For most parents, the question would seem ridiculous.  Of course they know their baby!  What kind of parents wouldn’t know their baby?  They know when they were born, they know the schedule they have put the baby on, they know the baby eats the food they have decided to give baby, and they often know when baby needs a diaper change.  But does this really constitute knowing your baby?

How well do you know your partner?  Your siblings?  Your best friend?  Likely you know them inside and out—the things that make them giddy with happiness, how long they can go before becoming hangry, what they need to help them feel better after a bad day—and through this knowledge you are able to help them in myriad ways.  How did you get there though?
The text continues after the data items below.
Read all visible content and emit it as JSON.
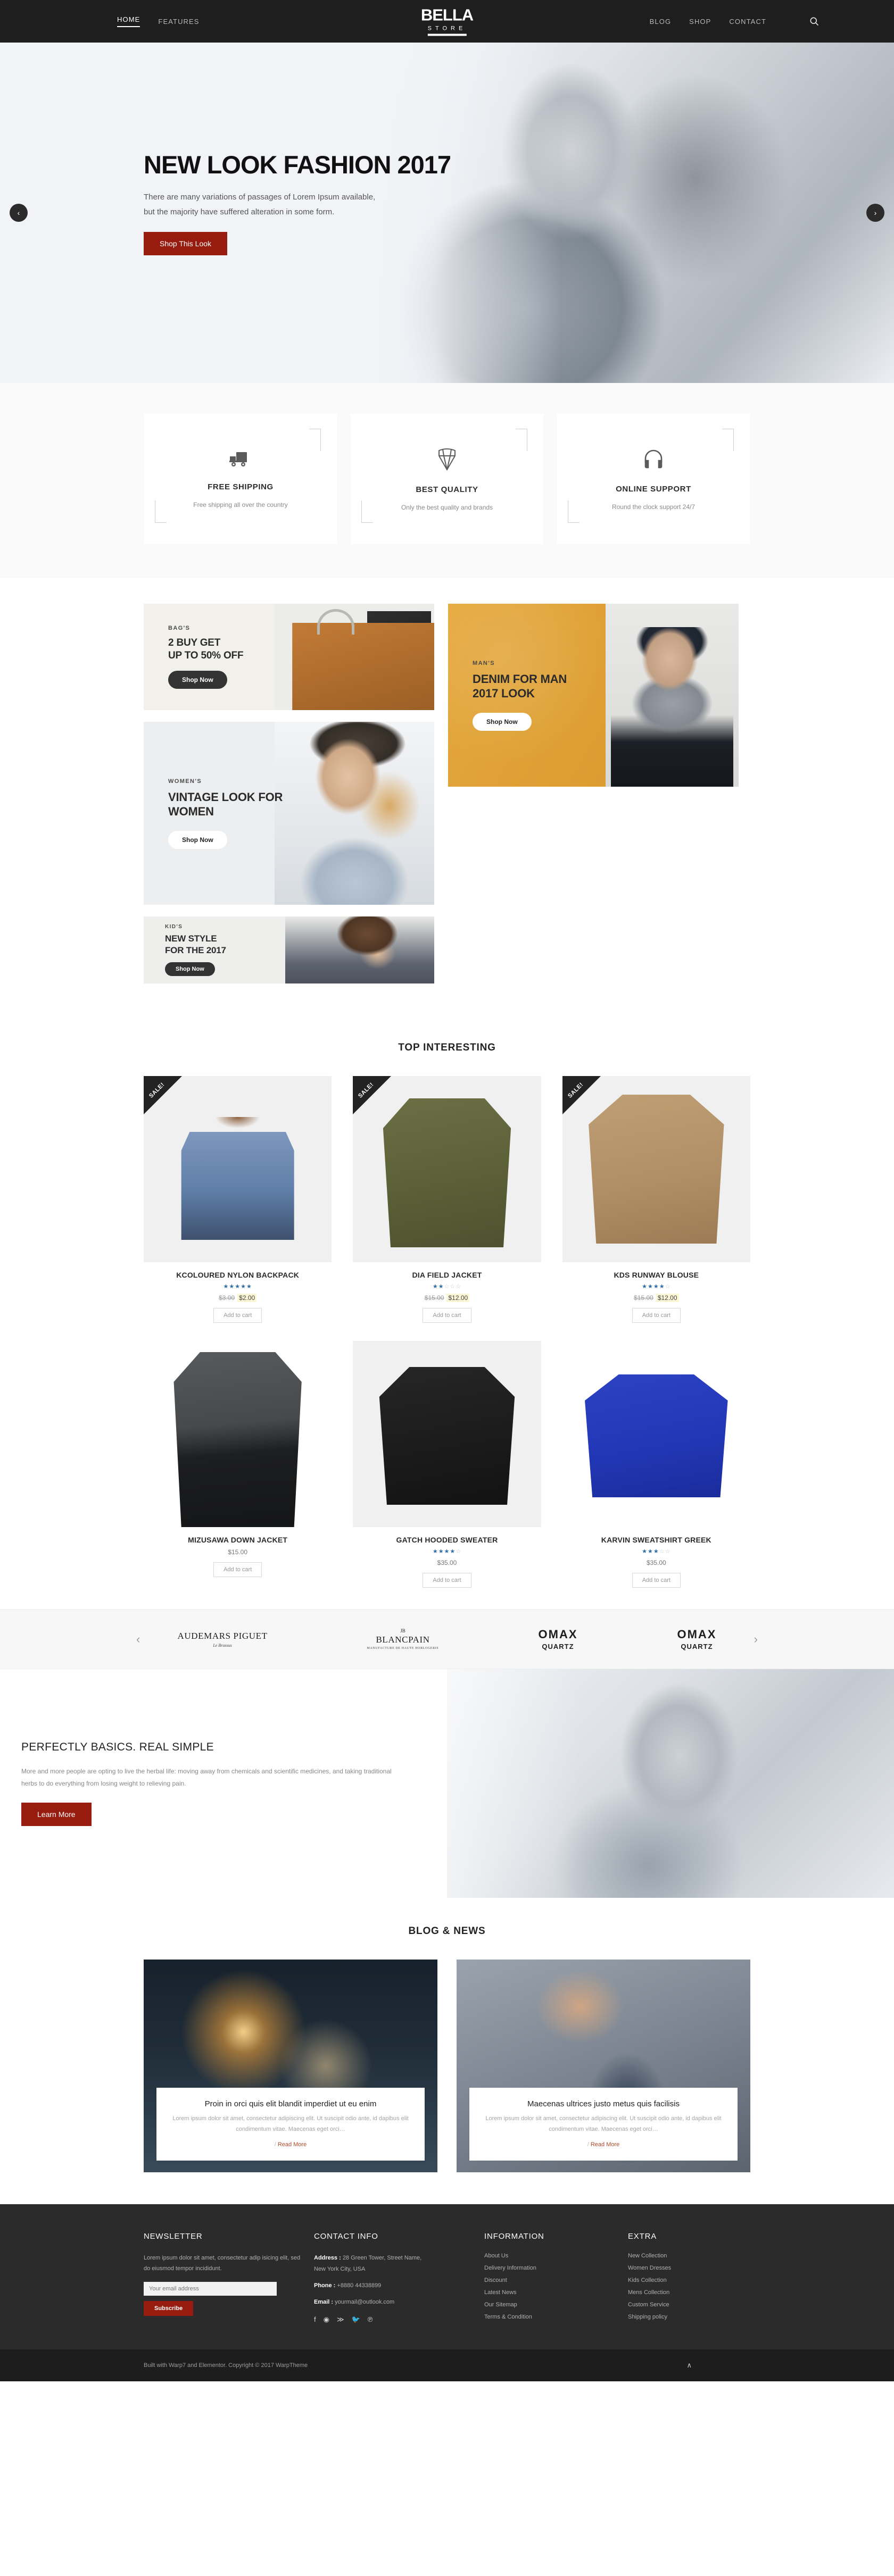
{
  "header": {
    "nav_left": [
      {
        "label": "HOME",
        "active": true
      },
      {
        "label": "FEATURES",
        "active": false
      }
    ],
    "nav_right": [
      {
        "label": "BLOG"
      },
      {
        "label": "SHOP"
      },
      {
        "label": "CONTACT"
      }
    ],
    "brand_main": "BELLA",
    "brand_sub": "STORE",
    "search_icon": "search-icon"
  },
  "hero": {
    "title": "NEW LOOK FASHION 2017",
    "line1": "There are many variations of passages of Lorem Ipsum available,",
    "line2": "but the majority have suffered alteration in some form.",
    "cta": "Shop This Look",
    "prev": "‹",
    "next": "›"
  },
  "services": [
    {
      "icon": "truck-icon",
      "title": "FREE SHIPPING",
      "desc": "Free shipping all over the country"
    },
    {
      "icon": "diamond-icon",
      "title": "BEST QUALITY",
      "desc": "Only the best quality and brands"
    },
    {
      "icon": "headphones-icon",
      "title": "ONLINE SUPPORT",
      "desc": "Round the clock support 24/7"
    }
  ],
  "promos": [
    {
      "kicker": "BAG'S",
      "title": "2 BUY GET\nUP TO 50% OFF",
      "button": "Shop Now"
    },
    {
      "kicker": "MAN'S",
      "title": "DENIM FOR MAN\n2017 LOOK",
      "button": "Shop Now"
    },
    {
      "kicker": "WOMEN'S",
      "title": "VINTAGE LOOK FOR\nWOMEN",
      "button": "Shop Now"
    },
    {
      "kicker": "KID'S",
      "title": "NEW STYLE\nFOR THE 2017",
      "button": "Shop Now"
    }
  ],
  "products_section": {
    "title": "TOP INTERESTING",
    "sale_badge": "SALE!",
    "add_to_cart": "Add to cart"
  },
  "products": [
    {
      "name": "KCOLOURED NYLON BACKPACK",
      "rating": 5,
      "old_price": "$3.00",
      "price": "$2.00",
      "on_sale": true
    },
    {
      "name": "DIA FIELD JACKET",
      "rating": 2,
      "old_price": "$15.00",
      "price": "$12.00",
      "on_sale": true
    },
    {
      "name": "KDS RUNWAY BLOUSE",
      "rating": 4,
      "old_price": "$15.00",
      "price": "$12.00",
      "on_sale": true
    },
    {
      "name": "MIZUSAWA DOWN JACKET",
      "rating": 0,
      "old_price": "",
      "price": "$15.00",
      "on_sale": false
    },
    {
      "name": "GATCH HOODED SWEATER",
      "rating": 4,
      "old_price": "",
      "price": "$35.00",
      "on_sale": false
    },
    {
      "name": "KARVIN SWEATSHIRT GREEK",
      "rating": 3,
      "old_price": "",
      "price": "$35.00",
      "on_sale": false
    }
  ],
  "brands": {
    "prev": "‹",
    "next": "›",
    "items": [
      {
        "name": "AUDEMARS PIGUET",
        "sub": "Le Brassus",
        "style": "serif"
      },
      {
        "name": "BLANCPAIN",
        "sub": "MANUFACTURE DE HAUTE HORLOGERIE",
        "top": "JB",
        "style": "serif-caps"
      },
      {
        "name": "OMAX",
        "sub": "QUARTZ",
        "style": "omax"
      },
      {
        "name": "OMAX",
        "sub": "QUARTZ",
        "style": "omax"
      }
    ]
  },
  "about": {
    "title": "PERFECTLY BASICS. REAL SIMPLE",
    "text": "More and more people are opting to live the herbal life: moving away from chemicals and scientific medicines, and taking traditional herbs to do everything from losing weight to relieving pain.",
    "cta": "Learn More"
  },
  "blog_section": {
    "title": "BLOG & NEWS",
    "read_more": "Read More",
    "separator": "/"
  },
  "blog_posts": [
    {
      "title": "Proin in orci quis elit blandit imperdiet ut eu enim",
      "excerpt": "Lorem ipsum dolor sit amet, consectetur adipiscing elit. Ut suscipit odio ante, id dapibus elit condimentum vitae. Maecenas eget orci…"
    },
    {
      "title": "Maecenas ultrices justo metus quis facilisis",
      "excerpt": "Lorem ipsum dolor sit amet, consectetur adipiscing elit. Ut suscipit odio ante, id dapibus elit condimentum vitae. Maecenas eget orci…"
    }
  ],
  "footer": {
    "newsletter": {
      "heading": "NEWSLETTER",
      "text": "Lorem ipsum dolor sit amet, consectetur adip isicing elit, sed do eiusmod tempor incididunt.",
      "placeholder": "Your email address",
      "button": "Subscribe"
    },
    "contact": {
      "heading": "CONTACT INFO",
      "address_label": "Address :",
      "address_value": "28 Green Tower, Street Name,",
      "address_value2": "New York City, USA",
      "phone_label": "Phone :",
      "phone_value": "+8880 44338899",
      "email_label": "Email :",
      "email_value": "yourmail@outlook.com",
      "socials": [
        "facebook-icon",
        "instagram-icon",
        "rss-icon",
        "twitter-icon",
        "pinterest-icon"
      ]
    },
    "information": {
      "heading": "INFORMATION",
      "links": [
        "About Us",
        "Delivery Information",
        "Discount",
        "Latest News",
        "Our Sitemap",
        "Terms & Condition"
      ]
    },
    "extra": {
      "heading": "EXTRA",
      "links": [
        "New Collection",
        "Women Dresses",
        "Kids Collection",
        "Mens Collection",
        "Custom Service",
        "Shipping policy"
      ]
    },
    "copyright": "Built with Warp7 and Elementor. Copyright © 2017 WarpTheme",
    "to_top": "∧"
  },
  "colors": {
    "accent_red": "#981b10",
    "dark": "#1e1e1e",
    "footer_bg": "#2b2b2b",
    "promo_yellow": "#e2a53b",
    "star_blue": "#2e6ea8"
  }
}
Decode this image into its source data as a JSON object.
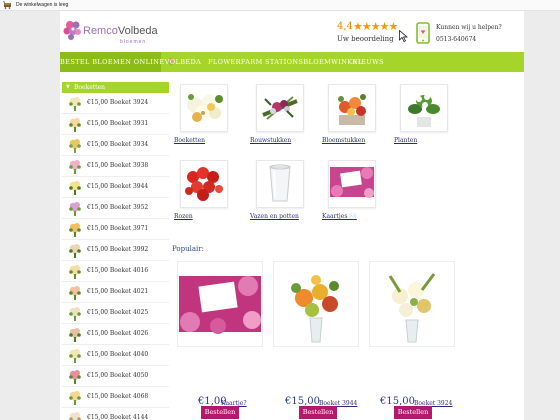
{
  "cart": {
    "text": "De winkelwagen is leeg"
  },
  "logo": {
    "first": "Remco",
    "last": "Volbeda",
    "sub": "bloemen"
  },
  "rating": {
    "score": "4,4",
    "stars": "★★★★★",
    "label": "Uw beoordeling",
    "value": 4.4
  },
  "help": {
    "line1": "Kunnen wij u helpen?",
    "line2": "0513-640674"
  },
  "nav": [
    {
      "label": "BESTEL BLOEMEN ONLINE 🌷"
    },
    {
      "label": "VOLBEDA"
    },
    {
      "label": "FLOWERFARM"
    },
    {
      "label": "STATIONSBLOEMWINKEL"
    },
    {
      "label": "NIEUWS"
    }
  ],
  "sidebar": {
    "heading": "Boeketten",
    "items": [
      {
        "label": "€15,00 Boeket 3924"
      },
      {
        "label": "€15,00 Boeket 3931"
      },
      {
        "label": "€15,00 Boeket 3934"
      },
      {
        "label": "€15,00 Boeket 3938"
      },
      {
        "label": "€15,00 Boeket 3944"
      },
      {
        "label": "€15,00 Boeket 3952"
      },
      {
        "label": "€15,00 Boeket 3971"
      },
      {
        "label": "€15,00 Boeket 3992"
      },
      {
        "label": "€15,00 Boeket 4016"
      },
      {
        "label": "€15,00 Boeket 4021"
      },
      {
        "label": "€15,00 Boeket 4025"
      },
      {
        "label": "€15,00 Boeket 4026"
      },
      {
        "label": "€15,00 Boeket 4040"
      },
      {
        "label": "€15,00 Boeket 4050"
      },
      {
        "label": "€15,00 Boeket 4068"
      },
      {
        "label": "€15,00 Boeket 4144"
      }
    ]
  },
  "categories": [
    {
      "label": "Boeketten"
    },
    {
      "label": "Rouwstukken"
    },
    {
      "label": "Bloemstukken"
    },
    {
      "label": "Planten"
    },
    {
      "label": "Rozen"
    },
    {
      "label": "Vazen en potten"
    },
    {
      "label": "Kaartjes ✉️"
    }
  ],
  "popular": {
    "title": "Populair:",
    "products": [
      {
        "price": "€1,00",
        "name": "Kaartje?",
        "button": "Bestellen"
      },
      {
        "price": "€15,00",
        "name": "Boeket 3944",
        "button": "Bestellen"
      },
      {
        "price": "€15,00",
        "name": "Boeket 3924",
        "button": "Bestellen"
      }
    ]
  },
  "colors": {
    "accent_green": "#a5d52a",
    "button_magenta": "#b5196e",
    "brand_purple": "#9b6fb8"
  }
}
What did you do to gain this knowledge?

Did you read a book on friendship or dating and follow the guidelines to a tee, ignoring the other person and yourself in the process?  Did you hear what others said about what their partners/friends liked and then assumed the same worked for your partner/friend?  Likely not.  In fact, I sincerely hope not.  Likely, you spent time with this person.  Lots of it.  Not only did you spend time, but you paid attention to the cues that this person gave in order to help learn about what they liked or disliked.  When your partner made a face when looking at a dish made of fava beans, you learned that this was not something s/he was keen on.  When they always asked to watch drama movies, you learned this was the genre of interest.  When they were sad and wanted to cuddle in the bedroom with you, shutting out the world, you learned this was the way to help him/her feel better, not the million other ways that other people find helps them.  In short, you learned about this particular person in front of you.

But what of your baby?  When I ask if you really know your baby, I’m asking if you know that little person in the same way you know your partner or best friend.  As hard as it may be to hear, I don’t believe many parents really do know their babies.  Not in a way one would hope.

You see, when parents turn to “experts” and popular books and other parents to learn “how to parent”, the underlying assumption is that your baby will be just like every other baby.  No unique interests or needs.  No unique temperaments that will influence how s/he responds to everything in the world.  Just another baby, like every other baby, and as such you can treat this baby as you would any other baby that you happen to come across on the street.

If you assume this – even implicitly, for I don’t think parents are even consciously aware of this – then you are missing out on the most precious of things: Real time with your baby.  For at birth you’ve only just begun the process of getting to know each other.  For birth mothers, your baby does know some of you through having heard your voice and heartbeat in the womb and knowing your smell outside the womb, others have to start this process from scratch at birth.  Regardless of who you are, you still know very little about this tiny, amazing creature.  So you must begin the “getting to know you” process which takes time, lots and lots of time.

 
Like any and all relationships, this can’t be done from a book or from only hearing what other babies are like and respond to.  This requires that you spend lots of time with your baby, getting to know what they like to smile at, look at, or hear.  Getting to know how close they want to be with you, what toys they like to play with, and how they like to sleep.  As you spend this time and learn about your child, understanding how to help your child and work with your child through difficult periods becomes far more doable.  You also get to feel more confident in your own abilities to help your child, just as you hopefully feel confident in helping your partner and friends thanks to the intimate knowledge you have of them.  Like anything, asking questions of friends or trying to get help is not without reason and certainly not something to be frowned upon, but it simply cannot replace the time you take to get to know your baby.  It is advice that you take to see how your baby responds to it instead of treating it as gospel (and hopefully considering ethical issues of whether or not you would treat another, older person this way).

Hopefully you want to spend this time with your baby, but this means giving up the idea that your life post-baby should pretty much continue as it did before baby or that baby should really just fit nicely into your world with no give by you.  It doesn’t mean it’s all give and no take, but rather that the balance of life is shifting as it should when a new, incredibly important relationship begins.  Just as when you first met your partner, your life pre-partner didn’t continue with that person simply fitting in where s/he could.  You changed your life in order to spend time with that person and get to know them, making sure they became a central part of your life.  You didn’t completely forfeit your previous life and the people in it, but by necessity, it had to change.  So it happens with a baby.  In fact, it’s even more necessary as your baby actually depends on you for survival.  Not just pleasure, but life itself.

If we want to be the kind of parents that know our babies, that know how to help them and be with them, and we want to feel confident in our abilities as the parent to our children, we need to spend time with them.  We need to be willing to put other things aside and relish the time with our babies, taking in every cry, coo, smile, and sleep.  Without this, our babies will remain people we “know”, but only in the most superficial of ways.